Wenn Rebecca Winhart arbeitet, ist da zuerst eine Idee, dann beginnt die Suche nach dem Motiv. So war es etwa auch mit ihrer Serie von Porträts auf Holz. Ein Schreiner löste seine Werkstatt auf, Winhart ergatterte eine Reihe unbearbeiteter Bretter. Sie beließ sie in ihrer Natürlichkeit und zauberte mit Acryl- und Ölfarben Porträts afrikanischer Frauen darauf. Manche von ihnen lächelten rätselhaft, einer Mona Lisa gleich, andere lassen ihren offenen und wachen Blick auf dem Betrachter ruhen. Sie alle haben eine Geschichte hinter sich, die ihnen bisweilen alles genommen hat - doch niemals ihre Würde. Der hölzerne Untergrund bringt eine zusätzliche, unkontrollierbare Dynamik in die Gesichter, Furchen, Verästelungen, Glattheit.
Das Thema Flucht und Menschenrechte beschäftigt die junge Künstlerin auch beruflicht: Sie arbeitet als Sozialpädagogin in einem Wohnheim für minderjährige Flüchtlinge, ein Job, den sie liebt. Mit den Jugendlichen, die sie betreut, startet sie auch manchmal Kunstprojekte, lässt die jungen Flüchtlinge etwa Bilder von sich und ihrem Lebensweg zeichnen. Was dabei herauskommt, sei oftmals beeindruckend, er zählt Winhart: In der Kunst könnten die Jugendlichen ihre Gefühle ausdrücken, oder Unsagbares zu Papier bringen.
Inspiration holt Rebecca Winhart sich bei ihren häufigen Museumsbesuchen oder auf Street-Art-Festivals. Sie bewundert beispielsweise die Bilder des deutschen Graffiti-Duos "Herakut". Bisweilen arbeitet Winhart auch mit ihrem Bruder Manuel, einem Musiker, in einer Art kreativer Symbiose zusammen: Sie liest seine neuen Liedtexte und zieht daraus Ideen für ihre Kunst - er lässt sich von ihren Gemälden zu Songs inspirieren.
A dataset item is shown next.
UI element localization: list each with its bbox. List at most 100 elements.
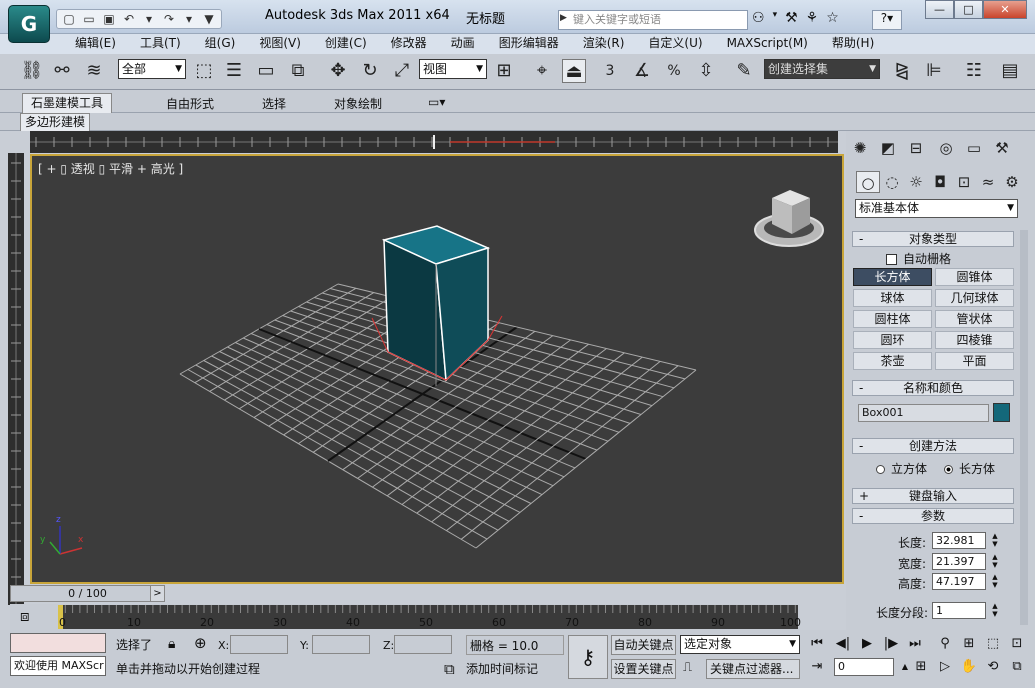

Auch wenn sie am liebsten mit Öl- und Acrylfarben malt, sind Rebecca Winharts Experimentierfreude in Sachen Material keine Grenzen gesetzt. "Ich bemale alles Mögliche", sagt sie. Bretter, Hemden, Jacken, Leinwände - sogar Gitarren verschönert sie mit ihrer Kunst. Wenn aber etwas auf ihren Bildern nicht fehlen darf, dann sind es Menschen. Etwas älter ist zum Beispiel schon das Porträt einer hochgewachsenen Frau, die einem mit lebensklugem Blick herausfordernd entgegen blickt. Sie ist Afrikanerin, doch ihre Hautfarbe nimmt so viele verschiedene Schattierungen an, dass es unmöglich ist, einen Farbton zu bestimmen.
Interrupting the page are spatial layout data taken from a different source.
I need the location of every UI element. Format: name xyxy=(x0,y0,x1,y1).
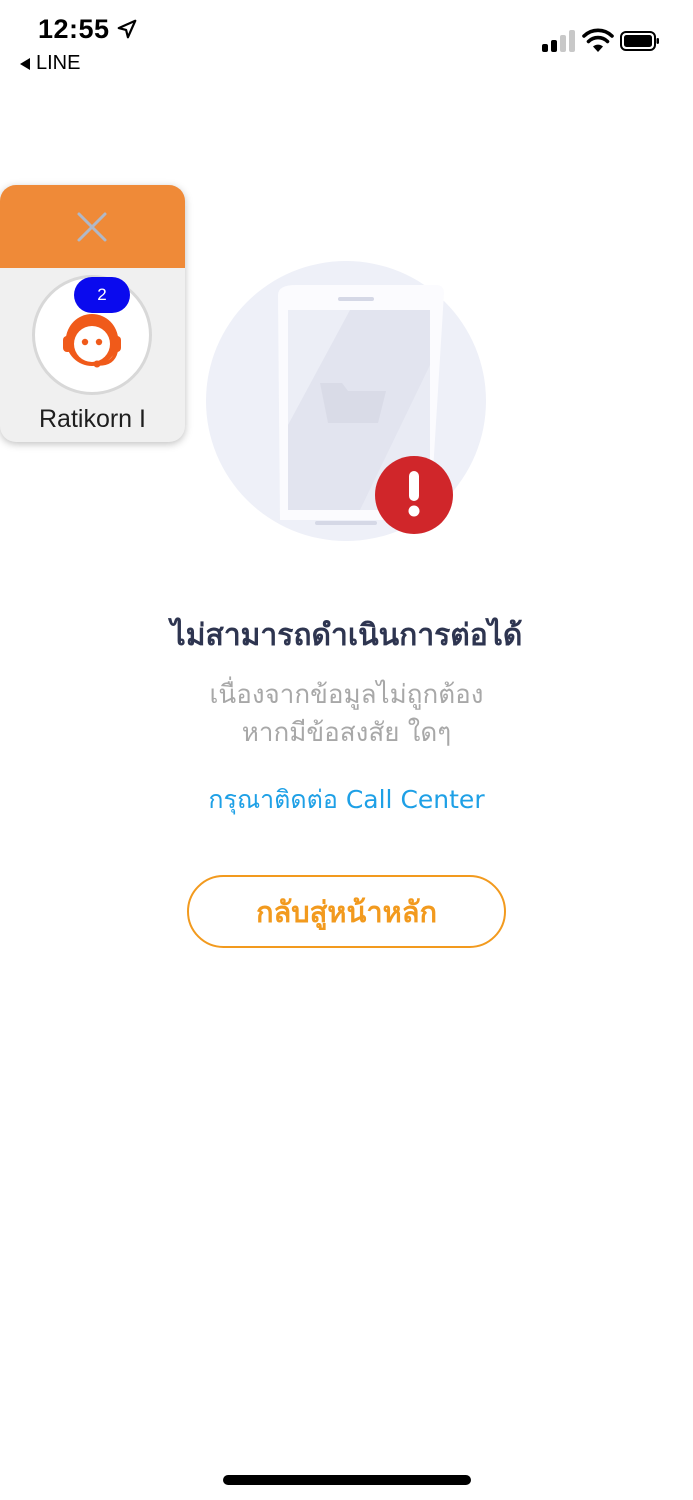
chat-head-close-bar[interactable] xyxy=(0,185,185,268)
unread-badge: 2 xyxy=(74,277,130,313)
close-icon[interactable] xyxy=(76,211,108,243)
error-description-line2: หากมีข้อสงสัย ใดๆ xyxy=(241,718,452,748)
status-time: 12:55 xyxy=(38,14,110,44)
back-arrow-icon xyxy=(20,57,30,70)
location-arrow-icon xyxy=(117,19,137,39)
call-center-link[interactable]: กรุณาติดต่อ Call Center xyxy=(0,780,693,820)
error-title: ไม่สามารถดำเนินการต่อได้ xyxy=(170,618,523,653)
back-to-home-button[interactable]: กลับสู่หน้าหลัก xyxy=(187,875,506,948)
chat-contact-name: Ratikorn I xyxy=(39,405,146,433)
phone-error-icon xyxy=(206,261,486,541)
chat-head-widget[interactable]: 2 Ratikorn I xyxy=(0,185,185,442)
cellular-signal-icon xyxy=(542,30,575,52)
home-indicator[interactable] xyxy=(223,1475,471,1485)
back-app-label: LINE xyxy=(36,52,81,74)
error-description-line1: เนื่องจากข้อมูลไม่ถูกต้อง xyxy=(209,680,484,710)
wifi-icon xyxy=(582,28,614,52)
back-to-app-link[interactable]: LINE xyxy=(20,52,80,75)
exclamation-icon xyxy=(375,456,453,534)
battery-icon xyxy=(620,31,659,51)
Vor einigen Monaten begann Rebecca Winhart zu sprayen. Als sie zum ersten Mal eine Dose in der Hand hielt, erschrak sie: "Ein ganz anderes Gefühl als mit einem Pinsel, total unkontrolliert!" Doch mittlerweile hat sie auch dieses Medium für sich entdeckt. Man darf gespannt sein.
Vernissage und Konzert mit Rebecca und Manuel Winhart am Samstag, 2. Dezember, im Café Zeitschmiede in Forstinning. Beginn ist um 20 Uhr.